2. De Organizações e Movimentos
Sociais
As organizações sociais rurais
contemporâneas, que lideraram lutas de resistência política desde meados do
século XX, foram marcadas, desde seu inicio, pela ambigüidade. As duas mais
importantes organizações rurais dos anos 50 e 60 (Ligas Camponesas e Sistema
CONTAG) sofreram desta sina. As Ligas Camponesas nasceram como Sociedade
Agrícola de Plantadores e Pecuaristas de Pernambuco (SAPPP), mas logo foram
cunhadas pelos jornais locais com o nome das organizações rurais comunistas
criadas nos anos 50 na região de Ribeirão Preto (SP), para qualificá-las
ideologicamente (RICCI, 1999: 67). Logo em seguida, o deputado estadual
Francisco Julião criou um comitê de apoio envolvendo PTB, PST, UDN e PSB e se
tornaria sua principal liderança. Julião protagonizaria embates acirrados com a
direção do PCB sobre a condução das lutas no campo e acabaria por dirigir uma
radical inflexão de seu ideário, aproximando as Ligas das políticas castristas,
alinhando-as à Cuba.
A CONTAG teve sorte semelhante. Nascida
através da disputa e negociações de cúpula entre lideranças do PCB, lideranças
conservadoras da igreja católica e Ação Popular, a confederação foi criada em
1963, tendo como presidente Lindolfo Silva (um alfaiate carioca comunista que
desconhecia o cotidiano rural). O PCB, na época, dirigia 21 federações rurais
(de um total de 42 existentes). Após o golpe militar de 64, a CONTAG
será reconquistada por lideranças vinculadas ao PCB apenas no final da década de
60. E, novamente, emerge a ambigüidade cultural, já que a cúpula de esquerda do
sistema sindical rural define como estratégia política a orientação pela defesa
restrita da lei (lembremos que a legislação vigente era draconiana contra
qualquer mobilização social de massa) e estabelecimento de acordos entre
lideranças sindicais já estabelecidas (mesmo entre dirigentes muito
conservadores), compondo “laços de lealdade” no interior do sistema sindical.
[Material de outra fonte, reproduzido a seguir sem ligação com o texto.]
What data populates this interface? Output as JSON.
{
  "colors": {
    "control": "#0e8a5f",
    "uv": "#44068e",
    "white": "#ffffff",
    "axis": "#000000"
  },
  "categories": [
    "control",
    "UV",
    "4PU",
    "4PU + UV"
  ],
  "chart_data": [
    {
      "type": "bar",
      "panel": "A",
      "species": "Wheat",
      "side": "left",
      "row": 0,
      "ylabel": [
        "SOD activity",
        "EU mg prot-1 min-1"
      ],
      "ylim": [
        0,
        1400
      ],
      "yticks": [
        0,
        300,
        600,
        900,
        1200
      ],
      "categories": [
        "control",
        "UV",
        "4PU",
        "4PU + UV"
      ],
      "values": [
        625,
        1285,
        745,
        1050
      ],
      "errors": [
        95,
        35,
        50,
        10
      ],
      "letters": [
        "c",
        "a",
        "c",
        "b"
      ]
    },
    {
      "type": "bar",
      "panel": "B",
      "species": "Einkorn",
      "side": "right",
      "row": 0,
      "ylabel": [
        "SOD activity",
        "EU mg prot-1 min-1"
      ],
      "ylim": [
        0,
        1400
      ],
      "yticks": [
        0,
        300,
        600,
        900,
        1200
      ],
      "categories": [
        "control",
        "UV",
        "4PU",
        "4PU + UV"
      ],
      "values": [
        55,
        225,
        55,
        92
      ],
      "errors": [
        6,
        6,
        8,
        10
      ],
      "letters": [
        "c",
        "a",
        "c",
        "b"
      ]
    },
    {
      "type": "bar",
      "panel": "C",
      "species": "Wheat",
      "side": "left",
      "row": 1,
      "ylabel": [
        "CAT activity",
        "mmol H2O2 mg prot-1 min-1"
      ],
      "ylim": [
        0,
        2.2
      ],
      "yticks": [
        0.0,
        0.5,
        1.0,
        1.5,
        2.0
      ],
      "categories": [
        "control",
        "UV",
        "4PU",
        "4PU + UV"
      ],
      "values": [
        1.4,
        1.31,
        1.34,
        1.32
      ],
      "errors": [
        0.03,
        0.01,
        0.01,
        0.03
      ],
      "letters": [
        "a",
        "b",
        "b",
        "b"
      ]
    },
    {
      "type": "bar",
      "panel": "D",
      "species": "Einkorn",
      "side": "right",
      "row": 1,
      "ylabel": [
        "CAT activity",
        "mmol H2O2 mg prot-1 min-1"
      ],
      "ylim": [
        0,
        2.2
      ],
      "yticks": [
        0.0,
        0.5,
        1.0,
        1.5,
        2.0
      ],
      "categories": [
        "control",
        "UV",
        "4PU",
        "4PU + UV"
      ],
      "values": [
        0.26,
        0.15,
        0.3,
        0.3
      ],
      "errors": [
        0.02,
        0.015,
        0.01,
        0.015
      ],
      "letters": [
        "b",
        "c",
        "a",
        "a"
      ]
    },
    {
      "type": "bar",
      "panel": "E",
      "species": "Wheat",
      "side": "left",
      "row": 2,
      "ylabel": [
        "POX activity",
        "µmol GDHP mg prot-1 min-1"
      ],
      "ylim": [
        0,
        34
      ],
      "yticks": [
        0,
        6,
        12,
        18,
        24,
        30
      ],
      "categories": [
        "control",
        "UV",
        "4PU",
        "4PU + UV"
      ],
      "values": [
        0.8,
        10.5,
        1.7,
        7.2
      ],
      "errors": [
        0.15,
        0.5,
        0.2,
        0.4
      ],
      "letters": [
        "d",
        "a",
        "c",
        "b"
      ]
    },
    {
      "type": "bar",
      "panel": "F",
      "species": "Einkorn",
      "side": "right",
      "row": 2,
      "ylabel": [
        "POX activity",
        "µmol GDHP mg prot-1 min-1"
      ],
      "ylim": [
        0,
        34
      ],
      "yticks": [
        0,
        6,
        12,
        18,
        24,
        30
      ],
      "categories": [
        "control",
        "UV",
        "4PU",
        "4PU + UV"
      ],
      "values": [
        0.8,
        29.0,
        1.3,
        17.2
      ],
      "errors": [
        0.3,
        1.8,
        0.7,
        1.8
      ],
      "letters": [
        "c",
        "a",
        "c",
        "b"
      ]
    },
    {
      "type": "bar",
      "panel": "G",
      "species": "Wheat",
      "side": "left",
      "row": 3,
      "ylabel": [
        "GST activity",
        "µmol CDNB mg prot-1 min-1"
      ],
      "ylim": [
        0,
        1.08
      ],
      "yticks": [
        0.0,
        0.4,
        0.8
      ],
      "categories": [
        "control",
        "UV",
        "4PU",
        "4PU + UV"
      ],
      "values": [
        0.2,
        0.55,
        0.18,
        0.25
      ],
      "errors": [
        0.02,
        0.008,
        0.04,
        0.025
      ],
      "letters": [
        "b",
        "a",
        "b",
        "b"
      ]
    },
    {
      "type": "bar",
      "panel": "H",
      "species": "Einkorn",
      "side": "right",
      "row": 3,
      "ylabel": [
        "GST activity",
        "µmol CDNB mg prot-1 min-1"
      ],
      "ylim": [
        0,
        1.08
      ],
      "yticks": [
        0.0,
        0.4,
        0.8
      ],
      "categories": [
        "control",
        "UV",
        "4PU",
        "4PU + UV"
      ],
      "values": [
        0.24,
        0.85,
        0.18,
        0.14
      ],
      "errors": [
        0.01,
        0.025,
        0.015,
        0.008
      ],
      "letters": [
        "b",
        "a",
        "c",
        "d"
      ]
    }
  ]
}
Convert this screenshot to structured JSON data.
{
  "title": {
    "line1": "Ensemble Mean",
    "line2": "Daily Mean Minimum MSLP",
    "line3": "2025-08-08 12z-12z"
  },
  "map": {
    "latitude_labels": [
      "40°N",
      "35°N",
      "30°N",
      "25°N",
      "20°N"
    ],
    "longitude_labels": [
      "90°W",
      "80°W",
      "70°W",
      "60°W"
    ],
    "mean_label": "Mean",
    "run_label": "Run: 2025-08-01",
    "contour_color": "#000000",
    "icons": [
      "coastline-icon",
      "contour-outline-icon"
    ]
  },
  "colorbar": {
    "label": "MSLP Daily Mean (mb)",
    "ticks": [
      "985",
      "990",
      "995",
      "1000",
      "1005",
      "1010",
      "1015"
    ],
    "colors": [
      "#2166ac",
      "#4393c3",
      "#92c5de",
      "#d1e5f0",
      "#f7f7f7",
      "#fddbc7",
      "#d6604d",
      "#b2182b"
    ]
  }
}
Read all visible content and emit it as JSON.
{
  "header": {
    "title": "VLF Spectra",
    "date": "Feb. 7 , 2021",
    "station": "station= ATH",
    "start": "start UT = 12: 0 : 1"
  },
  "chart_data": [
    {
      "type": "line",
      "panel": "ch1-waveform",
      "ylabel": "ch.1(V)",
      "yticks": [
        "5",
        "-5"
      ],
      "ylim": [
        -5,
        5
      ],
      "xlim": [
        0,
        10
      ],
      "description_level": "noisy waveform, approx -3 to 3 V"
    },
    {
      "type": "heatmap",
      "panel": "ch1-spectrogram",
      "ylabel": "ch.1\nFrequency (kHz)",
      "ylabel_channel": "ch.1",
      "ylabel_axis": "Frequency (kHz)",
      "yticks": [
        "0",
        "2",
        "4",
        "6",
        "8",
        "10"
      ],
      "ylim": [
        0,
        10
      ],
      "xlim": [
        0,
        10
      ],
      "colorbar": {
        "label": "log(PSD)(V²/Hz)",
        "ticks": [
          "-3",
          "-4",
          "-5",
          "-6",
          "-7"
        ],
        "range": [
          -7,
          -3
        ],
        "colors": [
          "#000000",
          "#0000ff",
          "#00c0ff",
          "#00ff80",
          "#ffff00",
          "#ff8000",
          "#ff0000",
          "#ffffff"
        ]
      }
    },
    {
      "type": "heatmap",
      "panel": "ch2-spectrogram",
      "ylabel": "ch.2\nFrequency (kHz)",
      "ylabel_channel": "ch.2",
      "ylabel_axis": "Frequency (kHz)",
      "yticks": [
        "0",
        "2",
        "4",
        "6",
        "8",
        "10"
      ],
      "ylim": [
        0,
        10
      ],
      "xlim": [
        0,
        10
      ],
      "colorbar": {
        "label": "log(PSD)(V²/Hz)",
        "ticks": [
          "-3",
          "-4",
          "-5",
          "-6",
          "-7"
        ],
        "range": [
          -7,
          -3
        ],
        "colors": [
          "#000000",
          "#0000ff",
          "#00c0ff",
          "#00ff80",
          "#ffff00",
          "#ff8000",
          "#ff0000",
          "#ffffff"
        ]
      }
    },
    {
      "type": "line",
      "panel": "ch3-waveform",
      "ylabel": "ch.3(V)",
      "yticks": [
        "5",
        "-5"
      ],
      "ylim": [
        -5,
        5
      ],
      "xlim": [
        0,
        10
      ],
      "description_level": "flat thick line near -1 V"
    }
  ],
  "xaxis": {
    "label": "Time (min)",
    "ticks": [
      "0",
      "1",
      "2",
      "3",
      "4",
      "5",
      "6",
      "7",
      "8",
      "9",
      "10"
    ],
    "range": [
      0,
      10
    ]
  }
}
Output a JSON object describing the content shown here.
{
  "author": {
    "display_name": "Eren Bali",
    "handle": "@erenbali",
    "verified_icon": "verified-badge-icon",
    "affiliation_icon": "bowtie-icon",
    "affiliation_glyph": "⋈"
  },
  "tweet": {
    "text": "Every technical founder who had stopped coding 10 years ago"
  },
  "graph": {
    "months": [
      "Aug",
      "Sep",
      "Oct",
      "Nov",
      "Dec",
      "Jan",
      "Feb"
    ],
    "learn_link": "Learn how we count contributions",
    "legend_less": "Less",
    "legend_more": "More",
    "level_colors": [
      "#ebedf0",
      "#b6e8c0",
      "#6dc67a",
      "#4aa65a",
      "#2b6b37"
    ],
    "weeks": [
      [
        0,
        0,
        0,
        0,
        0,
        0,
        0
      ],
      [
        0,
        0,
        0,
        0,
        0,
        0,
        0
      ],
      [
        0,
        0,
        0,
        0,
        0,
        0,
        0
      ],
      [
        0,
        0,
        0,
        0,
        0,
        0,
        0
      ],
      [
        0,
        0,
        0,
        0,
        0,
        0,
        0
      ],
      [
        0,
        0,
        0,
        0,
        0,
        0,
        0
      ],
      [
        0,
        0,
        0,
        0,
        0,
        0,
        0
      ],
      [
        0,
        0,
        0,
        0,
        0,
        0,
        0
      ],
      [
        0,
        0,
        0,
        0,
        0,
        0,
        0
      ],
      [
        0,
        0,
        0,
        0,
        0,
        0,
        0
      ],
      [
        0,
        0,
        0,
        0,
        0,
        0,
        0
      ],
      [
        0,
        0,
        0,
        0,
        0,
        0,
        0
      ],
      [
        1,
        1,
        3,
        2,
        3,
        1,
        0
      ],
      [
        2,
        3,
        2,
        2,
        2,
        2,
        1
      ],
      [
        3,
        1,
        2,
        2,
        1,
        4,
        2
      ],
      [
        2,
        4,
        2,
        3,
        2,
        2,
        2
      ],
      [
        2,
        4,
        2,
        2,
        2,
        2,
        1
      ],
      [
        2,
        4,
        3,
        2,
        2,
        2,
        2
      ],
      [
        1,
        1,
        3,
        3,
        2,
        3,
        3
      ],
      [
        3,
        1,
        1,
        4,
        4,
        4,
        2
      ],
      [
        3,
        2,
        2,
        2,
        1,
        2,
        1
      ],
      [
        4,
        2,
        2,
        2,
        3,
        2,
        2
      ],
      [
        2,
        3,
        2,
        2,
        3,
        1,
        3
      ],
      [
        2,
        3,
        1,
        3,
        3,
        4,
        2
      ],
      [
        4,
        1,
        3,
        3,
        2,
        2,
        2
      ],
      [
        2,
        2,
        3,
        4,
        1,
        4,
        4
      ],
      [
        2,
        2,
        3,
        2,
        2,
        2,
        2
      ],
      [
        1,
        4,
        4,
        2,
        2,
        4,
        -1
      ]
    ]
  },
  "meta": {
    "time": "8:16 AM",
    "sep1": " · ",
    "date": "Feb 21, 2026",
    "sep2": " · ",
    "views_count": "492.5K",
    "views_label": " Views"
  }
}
Daí a emergência do que poderíamos denominar de “culto aos dirigentes”, como
administradores e representantes capacitados para liderar e monopolizar qualquer
demanda social rural.
No final dos anos 70 e inicio dos 80, esta
limitação do sistema de representação político-social do meio rural foi
duramente questionado por uma série de movimentos sociais que explodem nas
regiões e categorias sociais de fronteira, pouco ou nada assistidas pela
legislação ou estrutura sindical vigentes. Este é o caso da luta pela terra
(defendida pelo sistema contaguiano apenas nos limites do Estatuto da Terra, o
que excluía a luta de ribeirinhos, seringueiros, sem-terra e bóias-frias), lutas
de assalariados rurais temporários e tantos outros segmentos sociais.
Os movimentos sociais rurais dos anos 80
são, portanto, um campo de dupla resistência política, contra a ordem social que
os exclui e contra as organizações formais de representação social que não os
acolhe. A resistência, assim, é embalada por forte ressentimento, que busca
amparo na leitura da Bíblia, em especial, as passagens do Êxodo, que trata da
busca de um povo excluído e solitário por uma terra prometida pelo desejo
divino. O misticismo retorna como energia moral de segmentos sociais que se
sentem abandonados. Daí seu nítido caráter autônomo, frente aos partidos
políticos e estruturas formais de representação. Daí o discurso inundado de
simbologia, a natureza teleológica (quase proféticas) das palavras de ordem. Daí
a preferência por estruturas de organização horizontalizadas, o assembleísmo na tomada de decisões, a
forte desconfiança em relação às instituições públicas. Um ideário de
distanciamento do instituído e de crença num futuro utópico.
3.
De Movimentos Sociais à
Organizações
O ideário anti-institucionalista projetado
nos anos 80 consolidou uma forte articulação nacional de movimentos sociais e
organizações de apoio às lutas sociais rurais. Contudo, não conseguiu elaborar
uma nova institucionalidade ou mesmo políticas públicas mais adequadas aos seus
interesses. Permaneceram na resistência e na mobilização por pautas mais
imediatas. Mesmo algumas inovações implementadas a partir das novidades
instituídas pela Constituição de 1988 (mais especificamente os conselhos de
gestão pública gerados a partir do artigo 204), não conseguiram esgotar sua
possibilidade real de substituir a estrutura verticalizada e burocratizada de
gestão pública por estruturas mais horizontalizadas e colegiadas, como é o caso
dos Conselhos Municipais de Desenvolvimento Rural Sustentável (CMDRS). Com efeito, estudos de Marta Arretche (2000)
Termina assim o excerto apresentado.